Marina González Guerreiro. Buen camino
Buen camino is the second scene of the curatorial journey Fantastic Interior, curated by Rafa Barber Cortell for Room A at La Casa Encendida. The work of Marina González Guerreiro (A Guarda, Galicia, 1992) focuses on the beauty of those mundane moments that impregnate our lives and form the invisible substance which fuels intimacy.
Like a person who finds something unexpected while rummaging through a drawer in search of something else, her work clings to that soft space where the vulnerable, the fragile and all the memories we never thought would someday come back to us exist.
For her project at La Casa Encendida, the artist presents a brand-new body of work in which she investigates the idea of transit, of transition, of getting on a track simply to walk it, of passing from winter to spring.

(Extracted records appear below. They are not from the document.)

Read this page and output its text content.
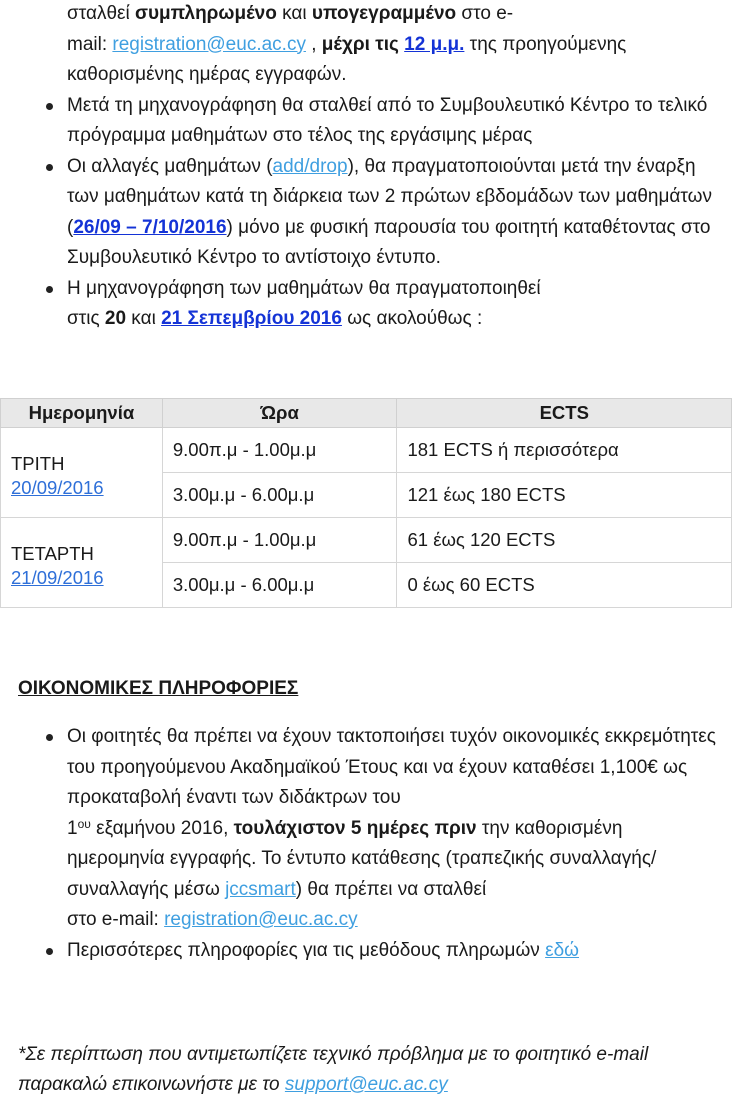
σταλθεί συμπληρωμένο και υπογεγραμμένο στο e-
mail: registration@euc.ac.cy , μέχρι τις 12 μ.μ. της προηγούμενης
καθορισμένης ημέρας εγγραφών.
Μετά τη μηχανογράφηση θα σταλθεί από το Συμβουλευτικό Κέντρο το τελικό πρόγραμμα μαθημάτων στο τέλος της εργάσιμης μέρας
Οι αλλαγές μαθημάτων (add/drop), θα πραγματοποιούνται μετά την έναρξη των μαθημάτων κατά τη διάρκεια των 2 πρώτων εβδομάδων των μαθημάτων (26/09 – 7/10/2016) μόνο με φυσική παρουσία του φοιτητή καταθέτοντας στο Συμβουλευτικό Κέντρο το αντίστοιχο έντυπο.
Η μηχανογράφηση των μαθημάτων θα πραγματοποιηθεί
στις 20 και 21 Σεπεμβρίου 2016 ως ακολούθως :
Ημερομηνία	Ώρα	ECTS

ΤΡΙΤΗ
20/09/2016	9.00π.μ - 1.00μ.μ	181 ECTS ή περισσότερα
	3.00μ.μ - 6.00μ.μ	121 έως 180 ECTS

ΤΕΤΑΡΤΗ
21/09/2016	9.00π.μ - 1.00μ.μ	61 έως 120 ECTS
	3.00μ.μ - 6.00μ.μ	0 έως 60 ECTS
ΟΙΚΟΝΟΜΙΚΕΣ ΠΛΗΡΟΦΟΡΙΕΣ
Οι φοιτητές θα πρέπει να έχουν τακτοποιήσει τυχόν οικονομικές εκκρεμότητες του προηγούμενου Ακαδημαϊκού Έτους και να έχουν καταθέσει 1,100€ ως προκαταβολή έναντι των διδάκτρων του
$1^{o\upsilon}$ εξαμήνου 2016, τουλάχιστον 5 ημέρες πριν την καθορισμένη ημερομηνία εγγραφής. Το έντυπο κατάθεσης (τραπεζικής συναλλαγής/ συναλλαγής μέσω jccsmart) θα πρέπει να σταλθεί
στο e-mail: registration@euc.ac.cy
Περισσότερες πληροφορίες για τις μεθόδους πληρωμών εδώ
*Σε περίπτωση που αντιμετωπίζετε τεχνικό πρόβλημα με το φοιτητικό e-mail παρακαλώ επικοινωνήστε με το support@euc.ac.cy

The entire project is a cosmos of little objects where each one is important and relies on the other, weaving a subtle harmony of tiles, ropes, puzzles, palm fronds and yellow flower petals. The intimacy of a room, of all the souvenirs of a lifetime we place on our shelves in an attempt to preserve the moments that accompanied them, will coexist in the gallery with a dreamlike universe where the artist imagines an outside world that takes us by the hand and walks us through the various stages of a journey riddled with stops, a game board full of squares. This series of works traces an exhibition itinerary with no fixed destination, no clear beginning or end. Yet this disorientation, far from disconcerting us, becomes a pleasurable experience in Marina’s hands, capable of crafting a serene uncertainty from objects imbued with good luck, trustworthy objects, works that forge ties and build bridges.
Marina González Guerreiro (A Guarda, Galicia, 1992) has a BFA from the University of Salamanca and a master’s in Artistic Production from the Polytechnic University of Valencia. Adopting an installative approach to different media, such as sculpture, video, photography and painting, she inserts grand narratives in everyday life by subjectivising and re-signifying objects. Her creative process is based on the accumulation of materials, turning the studio into a testing ground where objects from an infinite variety of sources coexist in an intimate ritual. In her practice, we find a precious, painstakingly detailed refinement constructed of fragile and used materials, as well as the search for balance between order and chaos, control and chance. Some of her most recent solo shows have been Given Time at Intersticio (London, 2021), Una Promesa at Galería Rosa Santos (Valencia, 2020), LMXJVSD at Pols (Valencia, 2020), and Work Hard, Dream Big (Internet Moon Gallery, 2019).